Un indicateur à côté de ceux sur les brevets et les publications

Le Conseil Européen extraordinaire de mars 2000[1] à Lisbonne insistait sur le rôle déterminant de l’économie de la connaissance pour la compétitivité européenne future dans le monde. 3% du PIB européen devront être consacrés à la R&D à moyen terme. Outre la part du PIB, l’évaluation de la recherche devient de plus en plus primordiale. Or celle-ci se fait très largement sur deux grands indicateurs : le niveau de brevets déposés et la quantité de publications produites. Or aucune recherche valable ni innovation ne sont envisageables sans des communautés scientifiques, et ces communautés pour se créer et vivre ont besoin d’échanges, de rencontres de toutes sortes, dont les congrès, les colloques, les séminaires, l’ensemble de toutes les pratiques de discussion, de débat, de rites communs de reconnaissance entre pairs ? Pourquoi ne pas introduire comme troisième grand indicateur du niveau de recherche d’un territoire, d’un pays, d’une communauté de pays, « un indicateur de rencontres scientifiques » ? Outre qu’il déplacerait l’observation de la recherche de ces seuls résultats à l’observation de son existence et de sa vitalité humaine, il pourrait contribuer à valoriser effectivement dans les politiques publiques de la Recherche, nationale ou européenne, les investissements dans la vie commune scientifique, le partage et l’ « union » scientifique. 

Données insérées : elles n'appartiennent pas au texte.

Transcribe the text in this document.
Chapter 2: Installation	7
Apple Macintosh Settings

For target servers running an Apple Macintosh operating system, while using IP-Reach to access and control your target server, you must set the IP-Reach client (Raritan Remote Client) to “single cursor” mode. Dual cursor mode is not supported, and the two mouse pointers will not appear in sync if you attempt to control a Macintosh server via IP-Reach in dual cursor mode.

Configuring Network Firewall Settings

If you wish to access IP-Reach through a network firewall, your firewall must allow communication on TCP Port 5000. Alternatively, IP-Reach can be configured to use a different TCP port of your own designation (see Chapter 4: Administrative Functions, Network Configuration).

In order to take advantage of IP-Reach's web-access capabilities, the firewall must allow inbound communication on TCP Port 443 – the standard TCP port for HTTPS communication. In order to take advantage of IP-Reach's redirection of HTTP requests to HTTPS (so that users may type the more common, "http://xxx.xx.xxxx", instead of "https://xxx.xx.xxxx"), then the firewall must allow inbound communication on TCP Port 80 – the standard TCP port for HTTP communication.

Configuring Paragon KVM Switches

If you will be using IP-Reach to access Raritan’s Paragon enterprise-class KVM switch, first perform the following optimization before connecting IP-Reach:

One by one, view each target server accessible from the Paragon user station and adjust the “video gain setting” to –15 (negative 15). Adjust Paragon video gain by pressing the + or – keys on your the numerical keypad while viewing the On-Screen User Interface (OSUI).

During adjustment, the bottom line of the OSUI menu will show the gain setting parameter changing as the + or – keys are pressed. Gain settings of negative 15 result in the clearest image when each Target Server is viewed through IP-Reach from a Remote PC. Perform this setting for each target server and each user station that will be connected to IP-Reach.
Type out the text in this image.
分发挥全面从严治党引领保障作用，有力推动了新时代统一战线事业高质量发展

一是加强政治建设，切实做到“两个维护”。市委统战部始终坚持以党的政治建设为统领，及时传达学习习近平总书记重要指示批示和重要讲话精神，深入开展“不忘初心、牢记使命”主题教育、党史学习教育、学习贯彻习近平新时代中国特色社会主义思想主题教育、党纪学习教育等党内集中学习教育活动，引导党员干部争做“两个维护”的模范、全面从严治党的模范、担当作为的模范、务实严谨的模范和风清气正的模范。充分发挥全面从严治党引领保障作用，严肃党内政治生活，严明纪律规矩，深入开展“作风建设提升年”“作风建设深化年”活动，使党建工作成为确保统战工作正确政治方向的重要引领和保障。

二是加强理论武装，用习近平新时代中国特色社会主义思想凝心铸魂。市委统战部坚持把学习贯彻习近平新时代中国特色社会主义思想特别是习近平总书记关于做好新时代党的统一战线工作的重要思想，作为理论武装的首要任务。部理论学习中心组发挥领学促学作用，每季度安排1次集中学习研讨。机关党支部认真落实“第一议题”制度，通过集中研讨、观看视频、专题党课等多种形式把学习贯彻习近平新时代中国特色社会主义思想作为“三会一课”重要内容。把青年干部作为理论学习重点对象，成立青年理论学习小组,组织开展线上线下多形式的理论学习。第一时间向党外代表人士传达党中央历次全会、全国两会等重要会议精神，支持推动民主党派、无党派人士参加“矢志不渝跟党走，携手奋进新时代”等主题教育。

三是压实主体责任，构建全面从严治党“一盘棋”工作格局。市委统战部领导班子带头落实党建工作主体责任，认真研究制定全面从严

Le portrait complexe et fin de l'activité de congrès scientifiques sur un territoire est rarement (jamais ?) peint

Allons voir d’abord dans le jardin des professionnels des rencontres. Le constat peut au moins y être dressé : il n’existe aucune réelle indication de l’activité congrès d’un territoire. Régionalement, les politiques comme les professionnels se concentrent facilement sur l’activité de congrès des sites dédiés, en l’occurrence les centres de congrès. Rarement, voire jamais, n’est donnée sur une année la moindre quantification des congrès ou colloques scientifiques de l’ensemble du territoire. Une grande ville de province, universitaire, aura une quarantaine de congrès dans les murs de son centre de congrès, congrès pour une bonne part scientifiques. Combien de congrès de plus petites tailles mais tout aussi importants, parfois plus pour la Recherche, dans les universités, les laboratoires, les lieux plus marginaux de rencontres ? Disons dix ou quinze fois plus. Il faudrait passer du temps pour peindre le portrait de cette riche et complexe activité sociale scientifique qui assure les avancées, la production d’idées, de fictions aussi et plus pragmatiquement les bases de la compétitivité. Des synthèses seraient possibles pour montrer des concentrations sur certains sujets, pour reconnaître les nouvelles pléiades, pour identifier des perspectives ou des chemins de traverses. Que savons-nous de la vie de nos communautés scientifiques ? Peu. Or la science est celle des hommes.

Faut-il donc attendre les résultats des courses aux brevets et publications pour sentir les forces possibles d’une communauté de chercheurs et les atouts d’un pays ? Les professionnels des foires, salons et congrès ont donc une mission, celle de contribuer à la reconnaissance de l’existence sociale scientifique, et ainsi de jouer leur propre rôle pour sa dynamisation, et son encouragement. La vue est plus panoramique si les professionnels acceptent d’aller au-delà de leur mission de logisticiens et de déterminer les possibilités d’un engagement social plus riche et plus complexe. Il ne s’agit pas de sortir de sa place, mais de lui donner une résonnance plus proche des enjeux de notre société moderne. L’économie et les intérêts des affaires n’y sont pas sacrifiés, ils s’intègrent à un système d’échelle supérieure qui aura besoin de les soutenir pour fonctionner. Les professionnels des FSC et les chercheurs pourraient créer un projet de recherche commun sur la détermination du meilleur indicateur possible de cette effervescence sociale à des fins de développement des politiques de rencontres scientifiques et d’accroissement de la compétitivité de l’économie de la connaissance d’un territoire.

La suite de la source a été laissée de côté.